Toronto Star

Liberals roll the dice with ambitious budget

- ROBIN V. SEARS Robin V. Sears, a principal at Earnscliff­e and a Broadbent Institute leadership fellow, was an NDP party strategist for 20 years.

The Trudeau government is praying it rolled sevens on budget day. Its first budget was a political crapshoot the likes of which Canadians have not seen since the Mulroney and Chrétien eras. It was those prime ministers who last made big political wagers on major tax reform and later big program cuts.

For the past 10 years, Canada has been led by a Louis St. Laurent-like, riskaverse, small-change government. Oh, the political rhetoric was loud and bold. But Stephen Harper made it part of his political brand that he opposed big ideas and, God forbid, big gambles. His was, in practice if not in rhetoric, in action if not in tone, a rather timid style of government.

Much was promised about shrinking government, but in fact program spending rose faster under him than under his predecesso­rs. Much was promised about defence spending, “economic action” and pipeline constructi­on. Delivery was somewhat more modest.

Liberals have always been more moved by big projects and big change, and sometimes they have delivered. The Charter was a huge gamble. So was recognizin­g Communist China at the height of the Cold War. Trudeau père’s National Energy Program (NEP) was, however, precisely the sort of ham-fisted big project that Conservati­ves still hammer more than 30 years later as proof of the risks of “big government.”

The NEP well demonstrat­es the parallel gamble with big expenditur­es and big projects: the risk that they fail or enrage an important and powerful sector or both. Walter Gordon’s visionary economic nationalis­m budget two decades earlier enraged Bay. St and ended his career.

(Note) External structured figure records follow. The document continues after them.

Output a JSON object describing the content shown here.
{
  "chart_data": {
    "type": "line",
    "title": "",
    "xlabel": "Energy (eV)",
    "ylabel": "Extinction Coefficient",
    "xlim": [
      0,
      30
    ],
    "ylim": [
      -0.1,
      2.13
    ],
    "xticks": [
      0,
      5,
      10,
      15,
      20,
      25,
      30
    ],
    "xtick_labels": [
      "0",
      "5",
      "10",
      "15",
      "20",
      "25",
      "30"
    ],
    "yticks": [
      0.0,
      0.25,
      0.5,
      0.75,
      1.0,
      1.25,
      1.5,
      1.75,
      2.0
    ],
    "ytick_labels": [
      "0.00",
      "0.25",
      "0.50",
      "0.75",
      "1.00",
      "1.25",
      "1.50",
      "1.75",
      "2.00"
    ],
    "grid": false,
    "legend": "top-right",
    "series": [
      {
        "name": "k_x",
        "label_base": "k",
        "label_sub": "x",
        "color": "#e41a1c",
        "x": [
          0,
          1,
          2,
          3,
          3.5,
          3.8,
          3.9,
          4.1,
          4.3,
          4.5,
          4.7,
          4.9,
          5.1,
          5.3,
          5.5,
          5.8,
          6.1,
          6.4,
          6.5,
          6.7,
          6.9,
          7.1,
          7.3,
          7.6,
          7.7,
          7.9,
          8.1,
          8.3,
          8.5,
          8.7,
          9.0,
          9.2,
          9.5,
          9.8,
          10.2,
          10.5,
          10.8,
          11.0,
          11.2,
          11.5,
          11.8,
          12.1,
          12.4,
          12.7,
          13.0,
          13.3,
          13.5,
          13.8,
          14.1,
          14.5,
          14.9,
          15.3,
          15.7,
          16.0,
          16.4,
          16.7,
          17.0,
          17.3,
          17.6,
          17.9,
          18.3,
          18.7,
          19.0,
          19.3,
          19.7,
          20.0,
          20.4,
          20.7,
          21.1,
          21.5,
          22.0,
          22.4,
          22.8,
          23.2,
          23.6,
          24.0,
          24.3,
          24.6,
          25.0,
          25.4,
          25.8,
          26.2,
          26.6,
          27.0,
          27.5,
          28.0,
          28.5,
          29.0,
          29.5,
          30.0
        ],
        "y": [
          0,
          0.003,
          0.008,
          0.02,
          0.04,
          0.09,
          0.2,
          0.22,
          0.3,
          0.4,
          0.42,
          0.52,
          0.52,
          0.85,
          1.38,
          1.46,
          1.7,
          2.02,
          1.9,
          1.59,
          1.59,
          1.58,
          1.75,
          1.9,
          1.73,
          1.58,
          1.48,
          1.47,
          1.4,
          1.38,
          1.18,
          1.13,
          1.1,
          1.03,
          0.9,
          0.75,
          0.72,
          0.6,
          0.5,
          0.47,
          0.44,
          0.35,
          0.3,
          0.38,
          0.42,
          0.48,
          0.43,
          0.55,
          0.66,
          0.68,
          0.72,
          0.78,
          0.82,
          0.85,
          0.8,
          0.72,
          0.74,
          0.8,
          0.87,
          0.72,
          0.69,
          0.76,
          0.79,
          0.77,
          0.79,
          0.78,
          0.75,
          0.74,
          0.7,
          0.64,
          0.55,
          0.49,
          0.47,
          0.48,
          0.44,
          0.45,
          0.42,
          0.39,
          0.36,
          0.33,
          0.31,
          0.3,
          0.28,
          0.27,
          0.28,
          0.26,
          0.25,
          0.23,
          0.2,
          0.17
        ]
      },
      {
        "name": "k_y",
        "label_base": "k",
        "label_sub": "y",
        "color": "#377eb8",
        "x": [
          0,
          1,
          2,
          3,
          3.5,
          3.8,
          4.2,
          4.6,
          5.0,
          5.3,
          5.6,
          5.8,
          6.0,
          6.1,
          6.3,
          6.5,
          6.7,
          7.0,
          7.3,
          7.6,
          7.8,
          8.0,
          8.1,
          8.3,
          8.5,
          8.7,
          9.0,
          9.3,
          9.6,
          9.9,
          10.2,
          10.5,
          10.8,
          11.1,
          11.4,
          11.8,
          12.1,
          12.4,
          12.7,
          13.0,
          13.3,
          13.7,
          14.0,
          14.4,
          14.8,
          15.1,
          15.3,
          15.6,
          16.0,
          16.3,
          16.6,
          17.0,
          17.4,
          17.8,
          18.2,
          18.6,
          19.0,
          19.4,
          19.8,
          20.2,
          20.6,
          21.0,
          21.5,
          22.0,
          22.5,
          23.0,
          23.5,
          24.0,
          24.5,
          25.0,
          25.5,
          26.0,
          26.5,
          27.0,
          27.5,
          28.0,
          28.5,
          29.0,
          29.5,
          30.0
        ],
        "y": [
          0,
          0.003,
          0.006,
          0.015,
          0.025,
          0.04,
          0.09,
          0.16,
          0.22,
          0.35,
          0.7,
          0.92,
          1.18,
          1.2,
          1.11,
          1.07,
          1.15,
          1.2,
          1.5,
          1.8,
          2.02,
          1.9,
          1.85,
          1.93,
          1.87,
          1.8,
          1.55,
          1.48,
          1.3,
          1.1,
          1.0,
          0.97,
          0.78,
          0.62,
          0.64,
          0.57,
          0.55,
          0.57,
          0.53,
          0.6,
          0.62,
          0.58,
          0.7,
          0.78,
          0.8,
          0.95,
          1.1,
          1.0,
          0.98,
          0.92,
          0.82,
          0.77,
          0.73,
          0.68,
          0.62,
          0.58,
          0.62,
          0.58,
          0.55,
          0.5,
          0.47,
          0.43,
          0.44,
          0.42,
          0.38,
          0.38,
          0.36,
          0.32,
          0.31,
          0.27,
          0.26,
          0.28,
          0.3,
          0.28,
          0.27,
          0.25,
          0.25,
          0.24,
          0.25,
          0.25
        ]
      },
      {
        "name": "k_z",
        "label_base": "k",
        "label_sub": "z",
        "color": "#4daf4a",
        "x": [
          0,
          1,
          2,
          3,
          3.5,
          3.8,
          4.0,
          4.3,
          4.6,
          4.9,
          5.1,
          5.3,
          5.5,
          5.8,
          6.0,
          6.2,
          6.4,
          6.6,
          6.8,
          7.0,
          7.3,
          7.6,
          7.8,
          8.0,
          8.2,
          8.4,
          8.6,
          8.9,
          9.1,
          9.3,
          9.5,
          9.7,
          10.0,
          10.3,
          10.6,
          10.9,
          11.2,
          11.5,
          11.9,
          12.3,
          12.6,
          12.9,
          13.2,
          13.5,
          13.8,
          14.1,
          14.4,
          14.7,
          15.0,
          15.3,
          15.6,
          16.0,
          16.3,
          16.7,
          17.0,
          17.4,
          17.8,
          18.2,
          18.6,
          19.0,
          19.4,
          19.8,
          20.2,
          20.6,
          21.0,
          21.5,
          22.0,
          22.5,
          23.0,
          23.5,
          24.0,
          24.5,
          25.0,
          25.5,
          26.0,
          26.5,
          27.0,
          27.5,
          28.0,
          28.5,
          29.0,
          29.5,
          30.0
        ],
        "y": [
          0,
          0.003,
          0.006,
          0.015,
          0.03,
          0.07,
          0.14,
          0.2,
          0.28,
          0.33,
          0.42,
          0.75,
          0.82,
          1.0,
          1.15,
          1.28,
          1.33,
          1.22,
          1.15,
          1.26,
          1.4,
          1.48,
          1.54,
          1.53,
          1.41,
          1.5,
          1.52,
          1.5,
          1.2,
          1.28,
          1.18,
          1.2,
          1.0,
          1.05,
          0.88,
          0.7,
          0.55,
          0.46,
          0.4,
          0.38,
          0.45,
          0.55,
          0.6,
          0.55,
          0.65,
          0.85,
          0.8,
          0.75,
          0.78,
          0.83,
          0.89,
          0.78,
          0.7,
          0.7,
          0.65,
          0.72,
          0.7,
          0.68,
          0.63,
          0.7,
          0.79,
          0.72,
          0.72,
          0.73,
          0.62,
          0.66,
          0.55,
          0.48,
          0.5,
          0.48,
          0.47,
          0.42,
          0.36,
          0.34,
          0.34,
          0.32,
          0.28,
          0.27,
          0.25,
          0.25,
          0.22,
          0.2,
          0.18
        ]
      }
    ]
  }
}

Trudeau is fortunate in that the Harper economic record can still be flailed with some credibilit­y and that the Tories continue to peddle the fiscal fairy tale that rising expenditur­es, tax cuts and stable surpluses add up. The NDP is pushed back to a traditiona­l opposition chant of ‘Too little, too late!” Though Thomas Mulcair seems set to be the biggest political beneficiar­y if the Liberals stumble in their execution, given his mastery of the House and political attack.

So what are the odds of political success? Perhaps even.

The new government has demonstrat­ed its skill at political marketing, though its promotion of the budget narrative was a little wobbly and incoherent at times. (Growth is not stimulated by investment? Investment is not stimulus? Really? A silly distinctio­n without a difference.)

It has chosen its narrative well: children and First Nations families are prominentl­y in their shop window. It has stroked a broad array of powerful allies in the big provinces, the big cities, and in the big business community. Dropping the changes in capital gains, employee stock rewards, and corporate tax did open a vulnerabil­ity on the left. They clearly made the strategic gamble it would stuff the Conservati­ve counter-attack more effectivel­y, their priority in the near term. But. Deficit spending has a very mixed record as an economic driver, and comes with baggage that begins to accumulate quickly. The Bob Rae government in Ontario saw its fiscal hole simply widen inexorably, as may yet happen to Kathleen Wynne’s government pursuing a similar strategy. Public infrastruc­ture projects that come in on time and on budget are as likely as a February daffodil on Parliament Hill.

Then there is the brutal challenge of expectatio­ns management. Failure to keep one’s supporters patient and supportive is always the No. 1 cause of political ruin for progressiv­e government­s everywhere.

The advantage of the Harper “small beer” approach to governance is there were few expectatio­ns to dash.

Expectatio­ns of social housing advocates, environmen­tal campaigner­s, electoral reformers, First Nations leaders, transit boosters, university protectors, productivi­ty gurus, free traders, among a much longer list of eager supplicant­s, have not been higher since 1968 — the euphoric launch of our first Trudeau government. (The parallels are eerie: the Le Dain Commission pulled back from launching legal hash brownies only at the last minute, under the first Trudeau.)

Canadian history offers lots of evidence that we prefer our leaders to “dream no little dreams” as Tommy Douglas liked to say. You don’t build railways, seaways and the most successful immigrant- integratio­n experiment in the world without taking big gambles.

But as every hardened gambler knows, each roll of the dice is a flirtation with heartbreak and disaster. Political crapshoots carry even greater penalties — and payoffs — than those in the back alley.